What is the current behavior?

transform function is not available for snowpark dataframe whereas its available in spark dataframe. Customers are using that function a lot and it would be better to add this method to this library.

What is the desired behavior?

Add transform funciton to snowpark dataframe class so its available when we migrate customer code to snowpark.

How would this improve snowflake-snowpark-python?

By adding this function, it will allow migrating customer code to snowpark directly without additional rewrite.
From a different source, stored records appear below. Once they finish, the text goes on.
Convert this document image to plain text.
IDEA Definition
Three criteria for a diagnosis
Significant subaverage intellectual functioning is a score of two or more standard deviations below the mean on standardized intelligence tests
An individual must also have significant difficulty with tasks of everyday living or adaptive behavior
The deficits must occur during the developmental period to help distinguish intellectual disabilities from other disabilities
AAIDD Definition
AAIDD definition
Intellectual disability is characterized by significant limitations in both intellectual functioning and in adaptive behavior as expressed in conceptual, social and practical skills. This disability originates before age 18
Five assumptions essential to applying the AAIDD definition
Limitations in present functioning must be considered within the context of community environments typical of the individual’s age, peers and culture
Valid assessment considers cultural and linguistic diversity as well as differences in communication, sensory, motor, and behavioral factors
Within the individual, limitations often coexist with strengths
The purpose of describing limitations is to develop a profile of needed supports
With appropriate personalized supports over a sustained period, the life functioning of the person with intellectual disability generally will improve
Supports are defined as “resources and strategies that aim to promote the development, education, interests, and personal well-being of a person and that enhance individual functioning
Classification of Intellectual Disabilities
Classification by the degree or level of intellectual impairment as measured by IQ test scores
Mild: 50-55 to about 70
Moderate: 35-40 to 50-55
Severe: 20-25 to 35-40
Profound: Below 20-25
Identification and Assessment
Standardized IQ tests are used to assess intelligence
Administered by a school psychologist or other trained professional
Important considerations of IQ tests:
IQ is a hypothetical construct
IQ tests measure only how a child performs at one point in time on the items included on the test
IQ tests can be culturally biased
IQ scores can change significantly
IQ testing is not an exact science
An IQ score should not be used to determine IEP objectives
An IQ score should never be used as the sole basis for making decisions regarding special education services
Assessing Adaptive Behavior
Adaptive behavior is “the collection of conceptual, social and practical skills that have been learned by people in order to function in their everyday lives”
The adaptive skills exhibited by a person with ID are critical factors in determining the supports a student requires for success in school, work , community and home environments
Increases SMA code compatibility.

References, Other Background

Sample code :

def transform(self, func: Callable[..., "DataFrame"], *args: Any, **kwargs: Any) -> "DataFrame":
    result = func(self, *args, **kwargs)
    return result

Equivalent link from spark lib - https://spark.apache.org/docs/latest/api/python/_modules/pyspark/sql/dataframe.html#DataFrame.transform

sfc-gh-gmahadevan commented 2 months ago

Created jira story here - https://snowflakecomputing.atlassian.net/browse/SNOW-1649742

sfc-gh-sghosh commented 2 months ago

Hello @sfc-gh-gmahadevan ,

Thanks for raising the issue. Yes, at present Snowpark Dataframe APIs doesnt have direct transform API, will look into it. In the meantime you can achieve the same result using this way

`

from snowflake.snowpark import Session
from snowflake.snowpark.functions import col

df = session.create_dataframe([[1, 1.0], [2, 2.0]], schema=["int_col", "float_col"])

def cast_all_to_int(input_df):
    return input_df.select([col(col_name).cast("INTEGER") for col_name in input_df.columns])

def sort_columns_asc(input_df):
    return input_df.select(*sorted(input_df.columns))

def transform(df, func, *args, **kwargs):
    return func(df, *args, **kwargs)

transformed_df = transform(df, cast_all_to_int)
sorted_transformed_df = transformed_df.select(*sorted(transformed_df.columns))

result = sorted_transformed_df.collect()

for row in result:
    print(row)

Row(CAST ("FLOAT_COL" AS INT)=1, CAST ("INT_COL" AS INT)=1)
Row(CAST ("FLOAT_COL" AS INT)=2, CAST ("INT_COL" AS INT)=2)

`

Regards, Sujan

sfc-gh-gmahadevan commented 2 months ago

thanks @sfc-gh-sghosh for the workaround. Please let me know once its available.